Hepatitis D wie „dran denken“

Die chronische Hepatitis D ist die schwerste Form der Virushepatitis, die schnell zur Entwicklung einer Zirrhose oder eines HCC führen kann. Im klinischen Alltag in Österreich stellt die chronische Hepatitis D eine seltene Erkrankung dar, jedoch sind weltweit ca. 5 % der Patient:innen mit chronischer Hepatitis B auch mit dem Hepatitis-D-Virus (HDV) infiziert, was 12–15 Millionen Menschen entspricht. Hochprävalenzgebiete sind u. a. Afrika und Asien, in Europa insbesondere der Mittelmeerraum, Rumänien und Moldawien. Das HDV ist ein inkomplettes Virus und benötigt die gleichzeitige Infektion mit dem HBV, weshalb alle HBV-infizierten Patient:innen zumindest einmal auf Anti-HDV-Antikörper getestet werden sollten. Auch bei unklarem Transaminasenanstieg unter antiviraler Therapie sollte dies überprüft werden. Bei positivem Anti-HDV-Nachweis soll eine weiterführende HDV-RNA-PCR erfolgen, und spätestens bei Diagnose einer HDV-Virämie ist die Weiterleitung an ein Zentrum zur weiteren Behandlung indiziert.

Bis vor Kurzem war pegyliertes Interferon als Off-Label-Therapie die einzige Behandlungsoption für die chronische Hepatitis D, doch 2020 wurde mit Bulevirtid erstmals ein HDV-wirksamer antiviraler Wirkstoff zugelassen. Die Therapie ist gut verträglich, und die Applikation erfolgt täglich subkutan. Eine Empfehlung zur Therapiedauer existiert derzeit noch nicht. Seit 2023 gibt es erstmals eine europäische Leitlinie zur Behandlung der Hepatitis D.

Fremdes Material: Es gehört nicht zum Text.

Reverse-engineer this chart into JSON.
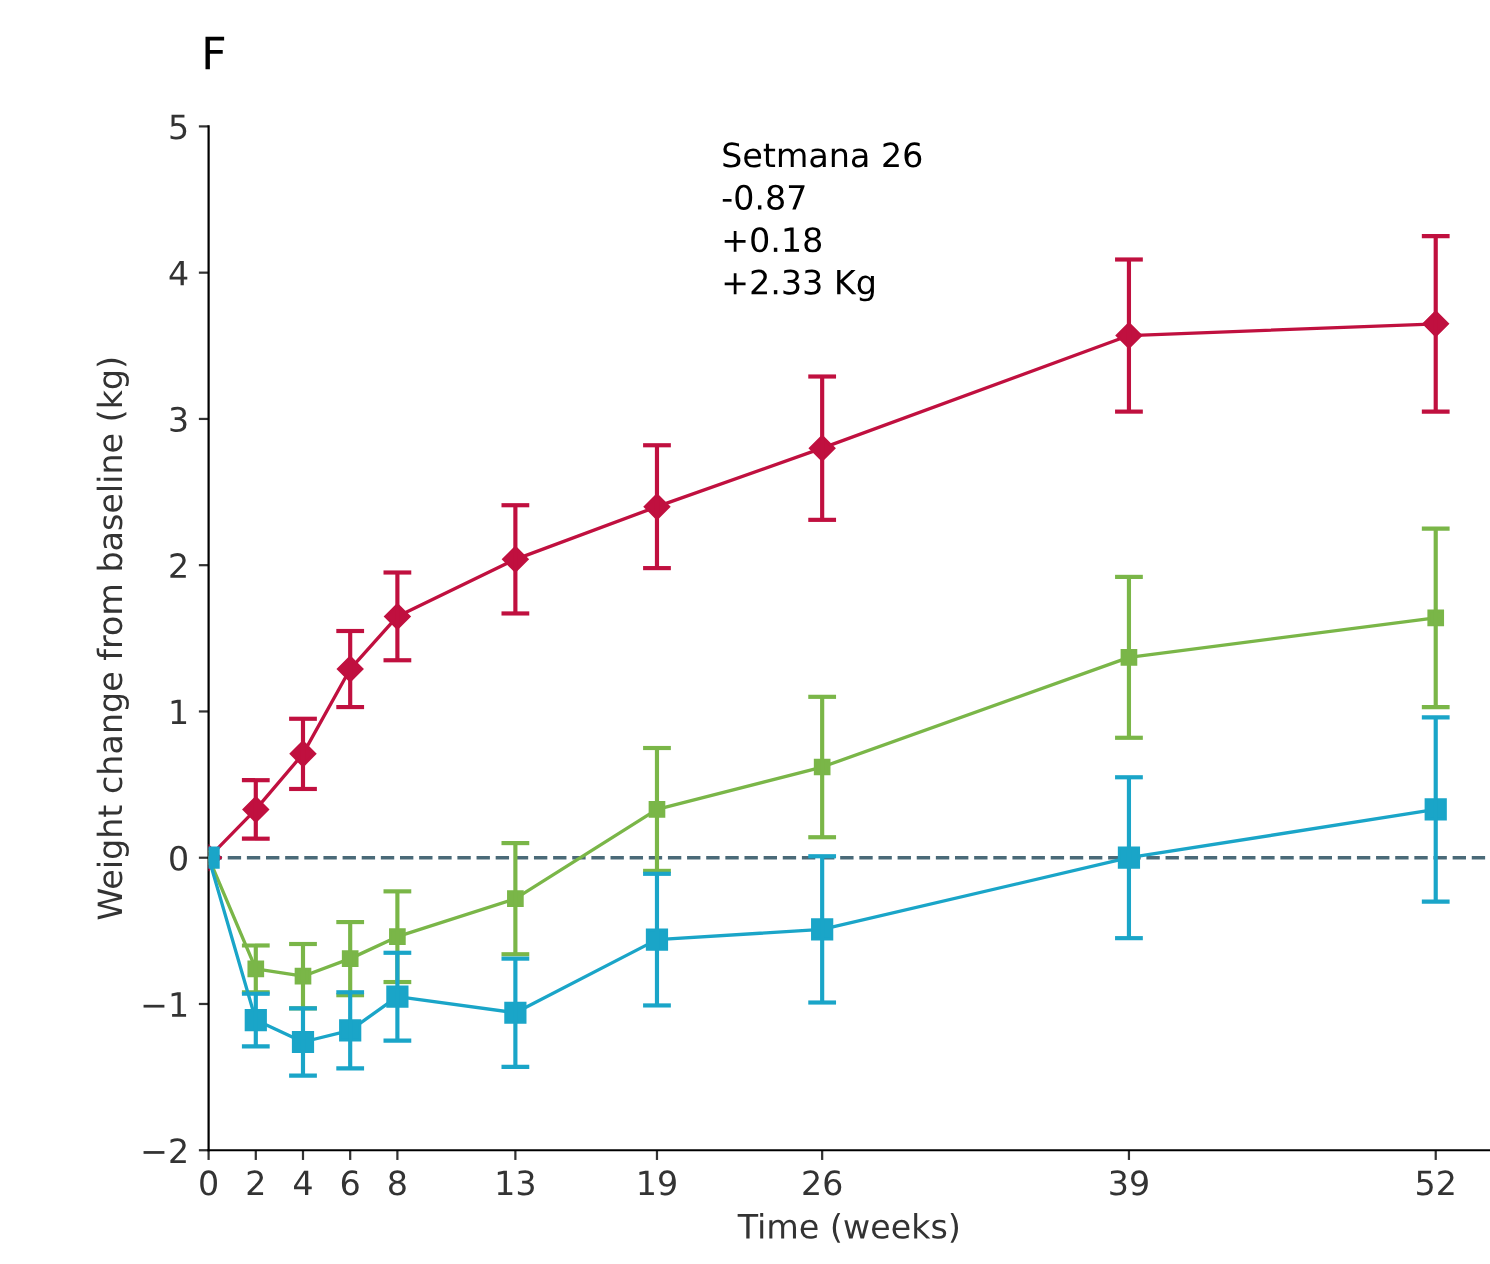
{
  "chart_data": {
    "type": "line",
    "title": "F",
    "xlabel": "Time (weeks)",
    "ylabel": "Weight change from baseline (kg)",
    "x": [
      0,
      2,
      4,
      6,
      8,
      13,
      19,
      26,
      39,
      52
    ],
    "series": [
      {
        "color": "#c0103f",
        "marker": "diamond",
        "values": [
          0,
          0.33,
          0.71,
          1.29,
          1.65,
          2.04,
          2.4,
          2.8,
          3.57,
          3.65
        ],
        "errors": [
          null,
          0.2,
          0.24,
          0.26,
          0.3,
          0.37,
          0.42,
          0.49,
          0.52,
          0.6
        ]
      },
      {
        "color": "#7ab648",
        "marker": "square",
        "values": [
          0,
          -0.76,
          -0.81,
          -0.69,
          -0.54,
          -0.28,
          0.33,
          0.62,
          1.37,
          1.64
        ],
        "errors": [
          null,
          0.16,
          0.22,
          0.25,
          0.31,
          0.38,
          0.42,
          0.48,
          0.55,
          0.61
        ]
      },
      {
        "color": "#1aa5c8",
        "marker": "square",
        "values": [
          0,
          -1.11,
          -1.26,
          -1.18,
          -0.95,
          -1.06,
          -0.56,
          -0.49,
          0,
          0.33
        ],
        "errors": [
          null,
          0.18,
          0.23,
          0.26,
          0.3,
          0.37,
          0.45,
          0.5,
          0.55,
          0.63
        ]
      }
    ],
    "xlim": [
      0,
      54.3
    ],
    "ylim": [
      -2,
      5
    ],
    "xticks": [
      0,
      2,
      4,
      6,
      8,
      13,
      19,
      26,
      39,
      52
    ],
    "yticks": [
      -2,
      -1,
      0,
      1,
      2,
      3,
      4,
      5
    ],
    "ref_lines": [
      {
        "axis": "y",
        "value": 0,
        "color": "#4a6a78",
        "line_style": "dashed"
      }
    ],
    "annotations": [
      "Setmana 26\n-0.87\n+0.18\n+2.33 Kg"
    ],
    "grid": false,
    "legend": false,
    "line_style": "solid"
  }
}
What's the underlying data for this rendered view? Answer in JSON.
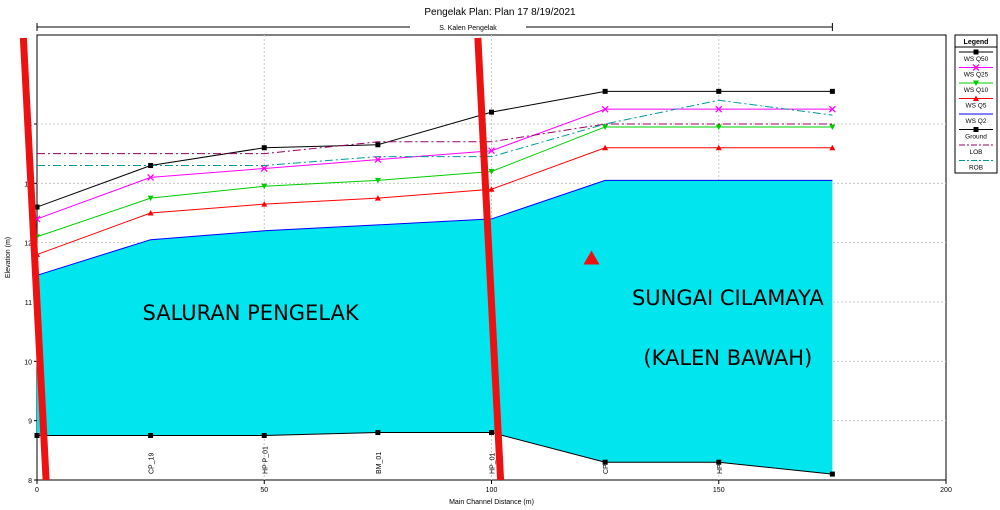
{
  "chart_data": {
    "type": "line",
    "title": "Pengelak      Plan: Plan 17    8/19/2021",
    "subtitle": "S. Kalen Pengelak",
    "xlabel": "Main Channel Distance (m)",
    "ylabel": "Elevation (m)",
    "xlim": [
      0,
      200
    ],
    "ylim": [
      8,
      15.5
    ],
    "x_ticks": [
      "0",
      "50",
      "100",
      "150",
      "200"
    ],
    "y_ticks": [
      "8",
      "9",
      "10",
      "11",
      "12",
      "13",
      "14"
    ],
    "grid": true,
    "legend_title": "Legend",
    "legend_position": "right",
    "x": [
      0,
      25,
      50,
      75,
      100,
      125,
      150,
      175
    ],
    "section_labels": [
      "CP_19",
      "HP P_01",
      "BM_01",
      "HP_01",
      "CP",
      "HP"
    ],
    "section_label_x": [
      25,
      50,
      75,
      100,
      125,
      150
    ],
    "series": [
      {
        "name": "WS  Q50",
        "color": "#000000",
        "marker": "square",
        "values": [
          12.6,
          13.3,
          13.6,
          13.65,
          14.2,
          14.55,
          14.55,
          14.55
        ]
      },
      {
        "name": "WS  Q25",
        "color": "#ff00ff",
        "marker": "x",
        "values": [
          12.4,
          13.1,
          13.25,
          13.4,
          13.55,
          14.25,
          14.25,
          14.25
        ]
      },
      {
        "name": "WS  Q10",
        "color": "#00cc00",
        "marker": "triangle-down",
        "values": [
          12.1,
          12.75,
          12.95,
          13.05,
          13.2,
          13.95,
          13.95,
          13.95
        ]
      },
      {
        "name": "WS  Q5",
        "color": "#ff0000",
        "marker": "triangle-up",
        "values": [
          11.8,
          12.5,
          12.65,
          12.75,
          12.9,
          13.6,
          13.6,
          13.6
        ]
      },
      {
        "name": "WS  Q2",
        "color": "#0000ff",
        "marker": "none",
        "values": [
          11.45,
          12.05,
          12.2,
          12.3,
          12.4,
          13.05,
          13.05,
          13.05
        ]
      },
      {
        "name": "Ground",
        "color": "#000000",
        "marker": "square",
        "values": [
          8.75,
          8.75,
          8.75,
          8.8,
          8.8,
          8.3,
          8.3,
          8.1
        ]
      },
      {
        "name": "LOB",
        "color": "#990066",
        "marker": "none",
        "dash": "dashdot",
        "values": [
          13.5,
          13.5,
          13.5,
          13.7,
          13.7,
          14.0,
          14.0,
          14.0
        ]
      },
      {
        "name": "ROB",
        "color": "#009999",
        "marker": "none",
        "dash": "dashdot",
        "values": [
          13.3,
          13.3,
          13.3,
          13.45,
          13.45,
          14.0,
          14.4,
          14.15
        ]
      }
    ],
    "water_fill_color": "#00e5ee",
    "annotations": [
      "SALURAN PENGELAK",
      "SUNGAI CILAMAYA",
      "(KALEN BAWAH)"
    ],
    "red_marker_position": [
      122,
      11.75
    ],
    "red_divider_lines": [
      {
        "x_top": -3,
        "y_top": 15.45,
        "x_bottom": 2,
        "y_bottom": 8
      },
      {
        "x_top": 97,
        "y_top": 15.45,
        "x_bottom": 102,
        "y_bottom": 8
      }
    ]
  }
}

Hepatitis E wie „emerging“ (engl. „entstehend“)

Die Hepatitis E ist weltweit die häufigste Form der akuten Hepatitis und verläuft üblicherweise selbstlimitierend. Schwere Verläufe werden jedoch bei Schwangeren beobachtet. Bei immunsupprimierten Patient:innen kann die Erkrankung chronifizieren und rasch zu einer Zirrhose führen. Die Übertragung erfolgt über kontaminiertes Wasser oder – in Zentraleuropa vorrangig – durch infizierte Wildtiere und Schweine. In Österreich waren daher bisher vor allem beruflich exponierte Menschen, z. B. Jäger:innen und Landwirt:innen, betroffen, jedoch nahm in den letzten Jahren in Europa die Inzidenz der Hepatitis E in der Allgemeinbevölkerung stetig zu, vermutlich durch den Konsum von nichtdurchgegartem Fleisch.

Ein Impfstoff gegen das Hepatitis-E-Virus existiert, ist jedoch in Europa nicht zugelassen.